Our team has been using StreamX (the predecessor of StreamPark) and, after more than a year of practice and refinement, StreamPark has significantly improved our challenges in developing, managing, and operating Apache Flink jobs. As a one-stop service platform, StreamPark greatly simplifies the entire development process. Now, we can complete job development, compilation, and release directly on the StreamPark platform, not only lowering the management and deployment threshold of Flink but also significantly improving development efficiency.
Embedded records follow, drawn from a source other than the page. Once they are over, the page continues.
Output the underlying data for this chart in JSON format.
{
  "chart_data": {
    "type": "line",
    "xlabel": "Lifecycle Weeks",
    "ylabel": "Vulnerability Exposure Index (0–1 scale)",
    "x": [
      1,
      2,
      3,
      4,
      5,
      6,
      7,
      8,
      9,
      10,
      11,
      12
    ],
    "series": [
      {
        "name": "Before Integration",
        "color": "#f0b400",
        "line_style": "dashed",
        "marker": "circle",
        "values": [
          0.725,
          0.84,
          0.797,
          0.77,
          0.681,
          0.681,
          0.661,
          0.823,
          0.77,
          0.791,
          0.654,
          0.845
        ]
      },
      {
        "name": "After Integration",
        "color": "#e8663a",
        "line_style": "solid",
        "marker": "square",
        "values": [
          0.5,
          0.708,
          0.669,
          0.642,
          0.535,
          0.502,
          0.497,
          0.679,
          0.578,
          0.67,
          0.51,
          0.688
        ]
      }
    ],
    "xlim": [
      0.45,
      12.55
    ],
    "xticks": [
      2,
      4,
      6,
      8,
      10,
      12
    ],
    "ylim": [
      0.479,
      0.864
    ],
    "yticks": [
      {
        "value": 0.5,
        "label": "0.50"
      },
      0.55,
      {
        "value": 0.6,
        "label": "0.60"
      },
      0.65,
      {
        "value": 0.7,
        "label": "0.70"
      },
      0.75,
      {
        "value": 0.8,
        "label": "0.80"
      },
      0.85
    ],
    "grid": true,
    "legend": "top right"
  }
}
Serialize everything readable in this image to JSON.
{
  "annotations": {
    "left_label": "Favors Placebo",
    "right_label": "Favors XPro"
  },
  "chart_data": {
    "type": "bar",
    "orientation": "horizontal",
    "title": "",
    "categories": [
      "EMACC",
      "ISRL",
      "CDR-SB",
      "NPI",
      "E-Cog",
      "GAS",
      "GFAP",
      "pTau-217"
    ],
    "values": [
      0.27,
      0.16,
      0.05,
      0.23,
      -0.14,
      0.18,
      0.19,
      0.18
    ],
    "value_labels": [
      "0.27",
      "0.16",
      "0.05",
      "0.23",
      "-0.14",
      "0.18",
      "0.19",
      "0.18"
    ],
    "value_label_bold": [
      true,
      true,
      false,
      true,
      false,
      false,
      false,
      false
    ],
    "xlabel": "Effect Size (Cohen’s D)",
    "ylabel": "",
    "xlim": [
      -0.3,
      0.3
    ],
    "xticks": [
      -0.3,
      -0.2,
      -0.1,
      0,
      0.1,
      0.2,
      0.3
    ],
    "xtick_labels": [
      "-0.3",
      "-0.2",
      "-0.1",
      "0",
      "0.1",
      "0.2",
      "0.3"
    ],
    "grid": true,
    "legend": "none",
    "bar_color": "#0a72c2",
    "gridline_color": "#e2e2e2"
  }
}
Since deploying StreamPark, we have been using the platform on a large scale in a production environment. From initially managing over 50 FlinkSQL jobs to nearly 500 jobs now, as shown in the diagram, StreamPark is divided into 7 teams, each with dozens of jobs. This transformation not only demonstrates StreamPark's scalability and efficiency but also fully proves its strong practical value in actual business.

Future Expectations

As one of the early users of StreamPark, we have maintained close communication with the community, participating in the stability improvement of StreamPark. We have submitted bugs encountered in production operation and new features to the community. In the future, we hope to manage the metadata information of Apache Paimon lake tables and the capability of auxiliary jobs for

Paimon's Actions on StreamPark. Based on the Flink engine, by interfacing with the Catalog of lake tables and Action jobs, we aim to realize the management and optimization of lake table jobs in one integrated capability. Currently, StreamPark is working on integrating the capabilities with Paimon data, which will greatly assist in real-time data lake ingestion in the future.

We are very grateful for the technical support that the StreamPark team has provided us all along. We wish Apache StreamPark continued success, more users, and its early graduation to become a top-level Apache project.